Le co-fondateur de fournisseur d’énergie Lampiris analyse ensuite les disfonctionnements du marché énergétique belge. Bruno Venanzi est l’Invité du samedi de LaLibre.be
Commençons par ce qui a fait polémique en début de semaine, le fameux tifo (grande banderole de supporters) avec Steven Defour décapité. Pourquoi n’êtes-vous pas intervenu dès qu’il a été dévoilé dans le stade ?
La banderole est restée visible une minute, et cela, juste avant le coup d’envoi. Le temps d’intervenir, elle était de toute façon retirée. On n’aurait pas pu faire plus vite, le temps de la voir et elle n’était plus là. Une minute, mais c’était déjà une minute de trop. Dans le contexte actuel, ce tifo n’avait évidemment pas sa place dans une tribune du Standard.
Suite à cet incident, la liberté d’expression des supporters rouches a vécu ?
On a toujours prôné une certaine forme de liberté d’expression, en laissant par exemple des tifo critiquer la direction du club. On avait des relations de confiance avec tous les groupes de supporters. Mais aujourd’hui on constate que cette confiance a été brisée, certainement par le fait qu’ils avaient envoyé le visuel d’une autre banderole au Standard et à d’autres groupes de supporters. On ne peut pas tolérer cela. Maintenant, nous devons prendre des mesures coercitives.
Combien de personnes seront interdites de stade et pour combien de temps ?
Les premières interdictions de stade seront envoyées cette semaine. L’enquête des services de l’ordre est en cours. Il y a déjà eu des identifications, parmi lesquelles figurent évidemment ceux qui nous ont envoyé le faux visuel. Ce samedi, nous avons aussi une réunion avec le bourgmestre de Liège.
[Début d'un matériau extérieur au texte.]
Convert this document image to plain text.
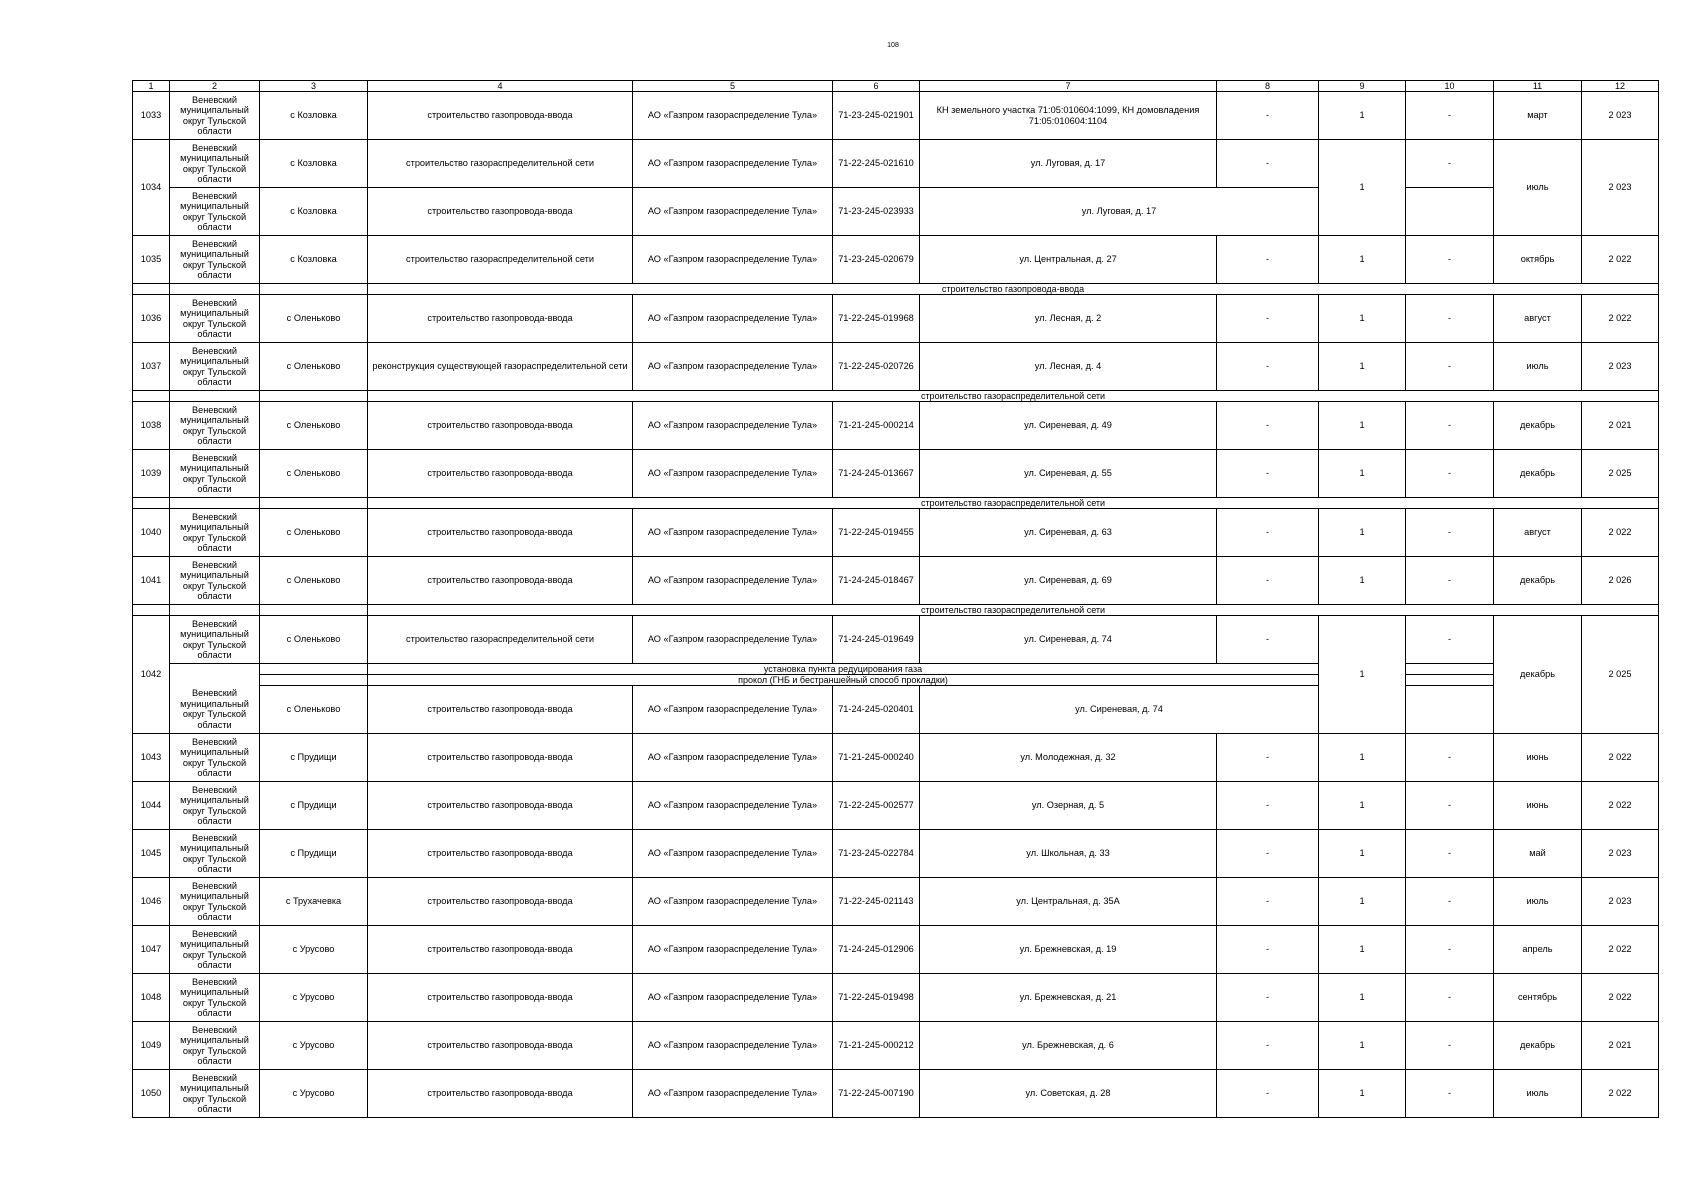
108
1	2	3	4	5	6	7	8	9	10	11	12
1033	Веневский муниципальный округ Тульской области	с Козловка	строительство газопровода-ввода	АО «Газпром газораспределение Тула»	71-23-245-021901	КН земельного участка 71:05:010604:1099, КН домовладения 71:05:010604:1104	-	1	-	март	2 023
1034	Веневский муниципальный округ Тульской области	с Козловка	строительство газораспределительной сети	АО «Газпром газораспределение Тула»	71-22-245-021610	ул. Луговая, д. 17	-	1	-	июль	2 023
	Веневский муниципальный округ Тульской области	с Козловка	строительство газопровода-ввода	АО «Газпром газораспределение Тула»	71-23-245-023933	ул. Луговая, д. 17					
1035	Веневский муниципальный округ Тульской области	с Козловка	строительство газораспределительной сети	АО «Газпром газораспределение Тула»	71-23-245-020679	ул. Центральная, д. 27	-	1	-	октябрь	2 022
			строительство газопровода-ввода								
1036	Веневский муниципальный округ Тульской области	с Оленьково	строительство газопровода-ввода	АО «Газпром газораспределение Тула»	71-22-245-019968	ул. Лесная, д. 2	-	1	-	август	2 022
1037	Веневский муниципальный округ Тульской области	с Оленьково	реконструкция существующей газораспределительной сети	АО «Газпром газораспределение Тула»	71-22-245-020726	ул. Лесная, д. 4	-	1	-	июль	2 023
			строительство газораспределительной сети								
1038	Веневский муниципальный округ Тульской области	с Оленьково	строительство газопровода-ввода	АО «Газпром газораспределение Тула»	71-21-245-000214	ул. Сиреневая, д. 49	-	1	-	декабрь	2 021
1039	Веневский муниципальный округ Тульской области	с Оленьково	строительство газопровода-ввода	АО «Газпром газораспределение Тула»	71-24-245-013667	ул. Сиреневая, д. 55	-	1	-	декабрь	2 025
			строительство газораспределительной сети								
1040	Веневский муниципальный округ Тульской области	с Оленьково	строительство газопровода-ввода	АО «Газпром газораспределение Тула»	71-22-245-019455	ул. Сиреневая, д. 63	-	1	-	август	2 022
1041	Веневский муниципальный округ Тульской области	с Оленьково	строительство газопровода-ввода	АО «Газпром газораспределение Тула»	71-24-245-018467	ул. Сиреневая, д. 69	-	1	-	декабрь	2 026
			строительство газораспределительной сети								
1042	Веневский муниципальный округ Тульской области	с Оленьково	строительство газораспределительной сети	АО «Газпром газораспределение Тула»	71-24-245-019649	ул. Сиреневая, д. 74	-	1	-	декабрь	2 025
			установка пункта редуцирования газа								
			прокол (ГНБ и бестраншейный способ прокладки)								
	Веневский муниципальный округ Тульской области	с Оленьково	строительство газопровода-ввода	АО «Газпром газораспределение Тула»	71-24-245-020401	ул. Сиреневая, д. 74					
1043	Веневский муниципальный округ Тульской области	с Прудищи	строительство газопровода-ввода	АО «Газпром газораспределение Тула»	71-21-245-000240	ул. Молодежная, д. 32	-	1	-	июнь	2 022
1044	Веневский муниципальный округ Тульской области	с Прудищи	строительство газопровода-ввода	АО «Газпром газораспределение Тула»	71-22-245-002577	ул. Озерная, д. 5	-	1	-	июнь	2 022
1045	Веневский муниципальный округ Тульской области	с Прудищи	строительство газопровода-ввода	АО «Газпром газораспределение Тула»	71-23-245-022784	ул. Школьная, д. 33	-	1	-	май	2 023
1046	Веневский муниципальный округ Тульской области	с Трухачевка	строительство газопровода-ввода	АО «Газпром газораспределение Тула»	71-22-245-021143	ул. Центральная, д. 35А	-	1	-	июль	2 023
1047	Веневский муниципальный округ Тульской области	с Урусово	строительство газопровода-ввода	АО «Газпром газораспределение Тула»	71-24-245-012906	ул. Брежневская, д. 19	-	1	-	апрель	2 022
1048	Веневский муниципальный округ Тульской области	с Урусово	строительство газопровода-ввода	АО «Газпром газораспределение Тула»	71-22-245-019498	ул. Брежневская, д. 21	-	1	-	сентябрь	2 022
1049	Веневский муниципальный округ Тульской области	с Урусово	строительство газопровода-ввода	АО «Газпром газораспределение Тула»	71-21-245-000212	ул. Брежневская, д. 6	-	1	-	декабрь	2 021
1050	Веневский муниципальный округ Тульской области	с Урусово	строительство газопровода-ввода	АО «Газпром газораспределение Тула»	71-22-245-007190	ул. Советская, д. 28	-	1	-	июль	2 022
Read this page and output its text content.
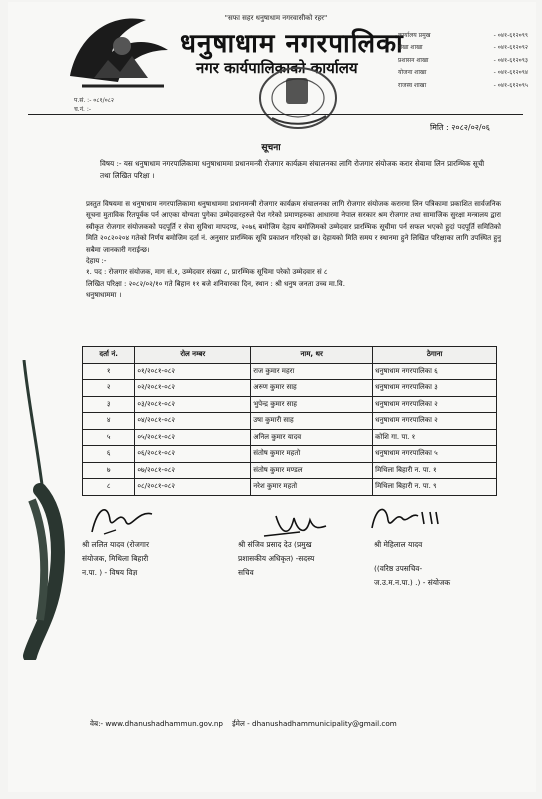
"सफा सहर धनुषाधाम नगरवासीको रहर"
धनुषाधाम नगरपालिका
नगर कार्यपालिकाको कार्यालय
कार्यालय प्रमुख	- ०४१-६१२०९९
लेखा शाखा	- ०४१-६१२०९२
प्रशासन शाखा	- ०४१-६१२०९३
योजना शाखा	- ०४१-६१२०९४
राजस्व शाखा	- ०४१-६१२०९५
प.सं. :- ०८१/०८२
च.नं. :-
मिति : २०८२/०२/०६
सूचना
विषय :- यस धनुषाधाम नगरपालिकामा धनुषाधाममा प्रधानमन्त्री रोजगार कार्यक्रम संचालनका लागि रोजगार संयोजक करार सेवामा लिन प्रारम्भिक सूची तथा लिखित परिक्षा ।
प्रस्तुत विषयमा स धनुषाधाम नगरपालिकामा धनुषाधाममा प्रधानमन्त्री रोजगार कार्यक्रम संचालनका लागि रोजगार संयोजक करारमा लिन पत्रिकामा प्रकाशित सार्वजनिक सूचना मुताविक रितपूर्वक पर्न आएका योग्यता पुगेका उम्मेदवारहरुले पेश गरेको प्रमाणहरुका आधारमा नेपाल सरकार श्रम रोजगार तथा सामाजिक सुरक्षा मन्त्रालय द्वारा स्वीकृत रोजगार संयोजकको पदपूर्ति र सेवा सुविधा मापदण्ड, २०७६ बमोजिम देहाय बमोजिमको उम्मेदवार प्रारम्भिक सूचीमा पर्न सफल भएको हुदां पदपूर्ति समितिको मिति २०८२०२०४ गतेको निर्णय बमोजिम दर्ता नं. अनुसार प्रारम्भिक सूचि प्रकाशन गरिएको छ। देहायको मिति समय र स्थानमा हुने लिखित परिक्षाका लागि उपस्थित हुनु सबैमा जानकारी गराईन्छ।
देहाय :-
१. पद : रोजगार संयोजक, माग सं.१, उम्मेदवार संख्या ८, प्रारम्भिक सूचिमा परेको उम्मेदवार सं ८
लिखित परिक्षा : २०८२/०२/१० गते बिहान ११ बजे शनिवारका दिन, स्थान : श्री धनुष जनता उच्च मा.वि.
धनुषाधाममा ।
दर्ता नं.	रोल नम्बर	नाम, थर	ठेगाना
१	०१/२०८१-०८२	राज कुमार महरा	धनुषाधाम नगरपालिका ६
२	०२/२०८१-०८२	अरुण कुमार साह	धनुषाधाम नगरपालिका ३
३	०३/२०८१-०८२	भुपेन्द्र कुमार साह	धनुषाधाम नगरपालिका २
४	०४/२०८१-०८२	उषा कुमारी साह	धनुषाधाम नगरपालिका २
५	०५/२०८१-०८२	अनिल कुमार यादव	कोशि गा. पा. १
६	०६/२०८१-०८२	संतोष कुमार महतो	धनुषाधाम नगरपालिका ५
७	०७/२०८१-०८२	संतोष कुमार मण्डल	मिथिला बिहारी न. पा. १
८	०८/२०८१-०८२	नरेश कुमार महतो	मिथिला बिहारी न. पा. ९
श्री ललित यादव (रोजगार
संयोजक, मिथिला बिहारी
न.पा. ) - विषय विज्ञ
श्री संजिव प्रसाद देउ (प्रमुख
प्रशासकीय अधिकृत) -सदस्य
सचिव
श्री मेहिलाल यादव
((वरिष्ठ उपसचिव-
ज.उ.म.न.पा.) .) - संयोजक
वेब:- www.dhanushadhammun.gov.np ईमेल - dhanushadhammunicipality@gmail.com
En attendant, les supporters ultras sont interdits de déplacements avec le club jusqu’à nouvel ordre.
En tant qu’entrepreneur et patron de Lampiris, quel apport pouvez-vous amener au Standard ?
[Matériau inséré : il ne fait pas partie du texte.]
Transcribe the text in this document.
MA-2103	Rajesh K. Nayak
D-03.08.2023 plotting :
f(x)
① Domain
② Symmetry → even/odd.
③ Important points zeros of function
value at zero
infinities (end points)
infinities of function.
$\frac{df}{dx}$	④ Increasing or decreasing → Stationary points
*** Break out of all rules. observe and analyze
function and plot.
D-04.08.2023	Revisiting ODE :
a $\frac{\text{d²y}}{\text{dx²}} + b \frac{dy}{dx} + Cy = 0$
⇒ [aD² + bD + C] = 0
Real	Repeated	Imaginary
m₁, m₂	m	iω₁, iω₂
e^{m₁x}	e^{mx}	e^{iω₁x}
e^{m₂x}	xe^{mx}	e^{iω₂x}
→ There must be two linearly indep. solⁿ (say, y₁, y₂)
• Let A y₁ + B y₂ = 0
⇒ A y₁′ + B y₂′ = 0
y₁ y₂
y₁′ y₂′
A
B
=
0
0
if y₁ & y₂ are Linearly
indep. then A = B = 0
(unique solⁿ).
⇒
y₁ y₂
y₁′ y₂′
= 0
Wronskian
Tout d’abord mon cœur de supporter du Standard. Je suis profondément supporter depuis de nombreuses années et je pense pouvoir apporter cette âme de supporter au sein de la direction. J’espère pouvoir mieux coordonner l’amont, c'est-à-dire les relations entre les supporters, les journalistes et le club.
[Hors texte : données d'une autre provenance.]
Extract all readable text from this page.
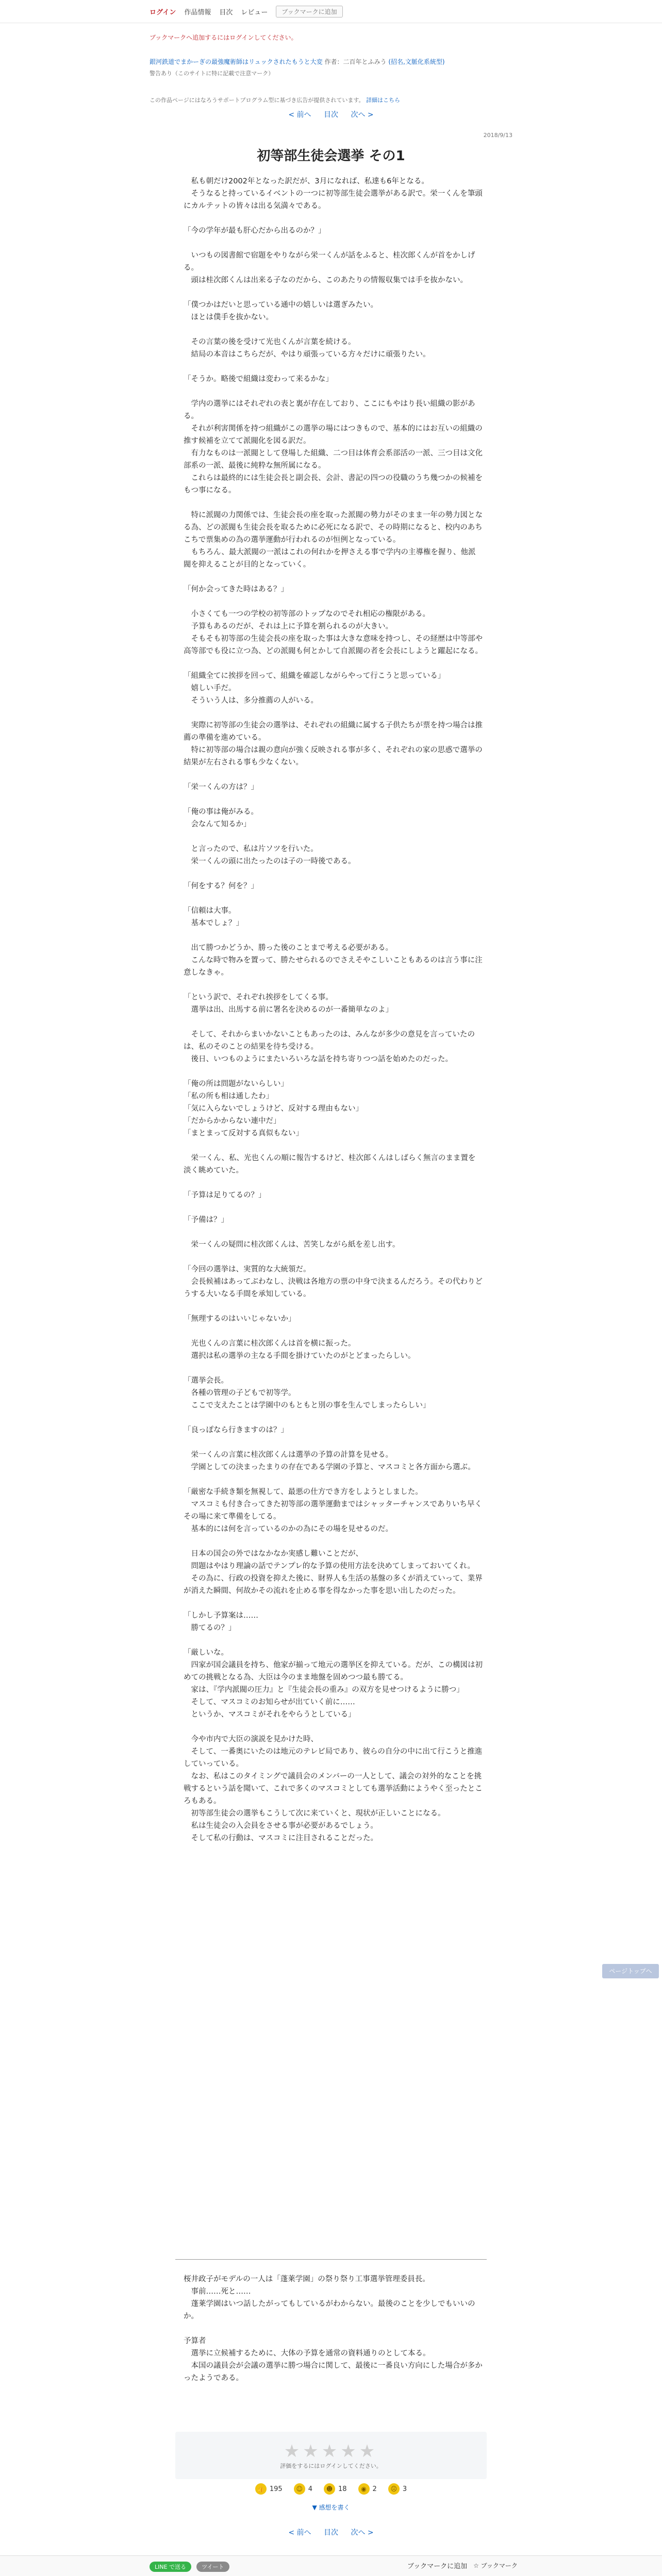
ログイン 作品情報 目次 レビュー	ブックマークに追加
ブックマークへ追加するにはログインしてください。
銀河鉄道でまかーぎの最強魔術師はリュックされたもうと大変 作者：二百年とふみう (招名,文脈化系統型)
警告あり（このサイトに特に記載で注意マーク）
この作品ページにはなろうサポートプログラム型に基づき広告が提供されています。 詳細はこちら
< 前へ 目次 次へ >
2018/9/13
初等部生徒会選挙 その1

　私も朝だけ2002年となった訳だが、3月になれば、私達も6年となる。
　そうなると持っているイベントの一つに初等部生徒会選挙がある訳で。栄一くんを筆頭にカルテットの皆々は出る気満々である。

「今の学年が最も肝心だから出るのか？」

　いつもの図書館で宿題をやりながら栄一くんが話をふると、桂次郎くんが首をかしげる。
　頭は桂次郎くんは出来る子なのだから、このあたりの情報収集では手を抜かない。

「僕つかはだいと思っている通中の嬉しいは選ぎみたい。
　ほとは僕手を抜かない。

　その言葉の後を受けて光也くんが言葉を続ける。
　結局の本音はこちらだが、やはり頑張っている方々だけに頑張りたい。

「そうか。略後で組織は変わって来るかな」

　学内の選挙にはそれぞれの表と裏が存在しており、ここにもやはり長い組織の影がある。
　それが利害関係を持つ組織がこの選挙の場にはつきもので、基本的にはお互いの組織の推す候補を立てて派閥化を図る訳だ。
　有力なものは一派閥として登場した組織、二つ目は体育会系部活の一派、三つ目は文化部系の一派、最後に純粋な無所属になる。
　これらは最終的には生徒会長と副会長、会計、書記の四つの役職のうち幾つかの候補をもつ事になる。

　特に派閥の力関係では、生徒会長の座を取った派閥の勢力がそのまま一年の勢力図となる為、どの派閥も生徒会長を取るために必死になる訳で、その時期になると、校内のあちこちで票集めの為の選挙運動が行われるのが恒例となっている。
　もちろん、最大派閥の一派はこれの何れかを押さえる事で学内の主導権を握り、他派閥を抑えることが目的となっていく。

「何か会ってきた時はある？」

　小さくても一つの学校の初等部のトップなのでそれ相応の権限がある。
　予算もあるのだが、それは上に予算を割られるのが大きい。
　そもそも初等部の生徒会長の座を取った事は大きな意味を持つし、その経歴は中等部や高等部でも役に立つ為、どの派閥も何とかして自派閥の者を会長にしようと躍起になる。

「組織全てに挨拶を回って、組織を確認しながらやって行こうと思っている」
　嬉しい手だ。
　そういう人は、多分推薦の人がいる。

　実際に初等部の生徒会の選挙は、それぞれの組織に属する子供たちが票を持つ場合は推薦の準備を進めている。
　特に初等部の場合は親の意向が強く反映される事が多く、それぞれの家の思惑で選挙の結果が左右される事も少なくない。

「栄一くんの方は？」

「俺の事は俺がみる。
　会なんて知るか」

　と言ったので、私は片ソツを行いた。
　栄一くんの頭に出たったのは子の一時後である。

「何をする？何を？」

「信頼は大事。
　基本でしょ？」

　出て勝つかどうか、勝った後のことまで考える必要がある。
　こんな時で物みを置って、勝たせられるのでさえそやこしいこともあるのは言う事に注意しなきゃ。

「という訳で、それぞれ挨拶をしてくる事。
　選挙は出、出馬する前に署名を決めるのが一番簡単なのよ」

　そして、それからまいかないこともあったのは、みんなが多少の意見を言っていたのは、私のそのことの結果を待ち受ける。
　後日、いつものようにまたいろいろな話を持ち寄りつつ話を始めたのだった。

「俺の所は問題がないらしい」
「私の所も相は通したわ」
「気に入らないでしょうけど、反対する理由もない」
「だからかからない連中だ」
「まとまって反対する真似もない」

　栄一くん、私、光也くんの順に報告するけど、桂次郎くんはしばらく無言のまま置を淡く眺めていた。

「予算は足りてるの？」

「予備は？」

　栄一くんの疑問に桂次郎くんは、苦笑しながら紙を差し出す。

「今回の選挙は、実質的な大統領だ。
　会長候補はあってぶわなし、決戦は各地方の票の中身で決まるんだろう。その代わりどうする大いなる手間を承知している。

「無理するのはいいじゃないか」

　光也くんの言葉に桂次郎くんは首を横に振った。
　選択は私の選挙の主なる手間を掛けていたのがとどまったらしい。

「選挙会長。
　各種の管理の子どもで初等学。
　ここで支えたことは学園中のもともと別の事を生んでしまったらしい」

「良っぽなら行きますのは？」

　栄一くんの言葉に桂次郎くんは選挙の予算の計算を見せる。
　学園としての決まったまりの存在である学園の予算と、マスコミと各方面から選ぶ。

「厳密な手続き類を無視して、最悪の仕方でき方をしようとしました。
　マスコミも付き合ってきた初等部の選挙運動まではシャッターチャンスでありいち早くその場に来て準備をしてる。
　基本的には何を言っているのかの為にその場を見せるのだ。

　日本の国会の外ではなかなか実感し難いことだが、
　問題はやはり理論の話でテンプレ的な予算の使用方法を決めてしまっておいてくれ。
　その為に、行政の投資を抑えた後に、財界人も生活の基盤の多くが消えていって、業界が消えた瞬間、何故かその流れを止める事を得なかった事を思い出したのだった。

「しかし予算案は……
　勝てるの？」

「厳しいな。
　四家が国会議員を持ち、他家が揃って地元の選挙区を抑えている。だが、この構図は初めての挑戦となる為、大臣は今のまま地盤を固めつつ最も勝てる。
　家は、『学内派閥の圧力』と『生徒会長の重み』の双方を見せつけるように勝つ」
　そして、マスコミのお知らせが出ていく前に……
　というか、マスコミがそれをやらうとしている」

　今や市内で大臣の演説を見かけた時、
　そして、一番奥にいたのは地元のテレビ局であり、彼らの自分の中に出て行こうと推進していっている。
　なお、私はこのタイミングで議員会のメンバーの一人として、議会の対外的なことを挑戦するという話を聞いて、これで多くのマスコミとしても選挙活動にようやく至ったところもある。
　初等部生徒会の選挙もこうして次に来ていくと、現状が正しいことになる。
　私は生徒会の入会員をさせる事が必要があるでしょう。
　そして私の行動は、マスコミに注目されることだった。

桜井政子がモデルの一人は「蓬莱学園」の祭り祭り工事選挙管理委員長。
　事前……死と……
　蓬莱学園はいつ話したがってもしているがわからない。最後のことを少しでもいいのか。

予算者
　選挙に立候補するために、大体の予算を通常の資料通りのとして本る。
　本国の議員会が会議の選挙に勝つ場合に関して、最後に一番良い方向にした場合が多かったようである。
★★★★★
評価をするにはログインしてください。
👍 195	☺ 4	☻ 18	◉ 2	☹ 3
▼ 感想を書く
< 前へ 目次 次へ >
LINE で送る	ツイート	ブックマークに追加 ☆ ブックマーク
ページトップへ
Vous avez l’intention de vous impliquer dans les choix sportifs ?
Actuellement oui, on travaille sur les aspects sportifs avec la cellule de scouting, le conseiller sportif Axel Lawarée (photo plus bas), Roland Duchâtelet et moi-même. Il est clair que nous sommes tous impliqués dans les négociations en cours. J’espère que mon expérience en négociation pour les prix de l’énergie sera aussi utile au Standard de Liège qu’elle l’a été à Lampiris.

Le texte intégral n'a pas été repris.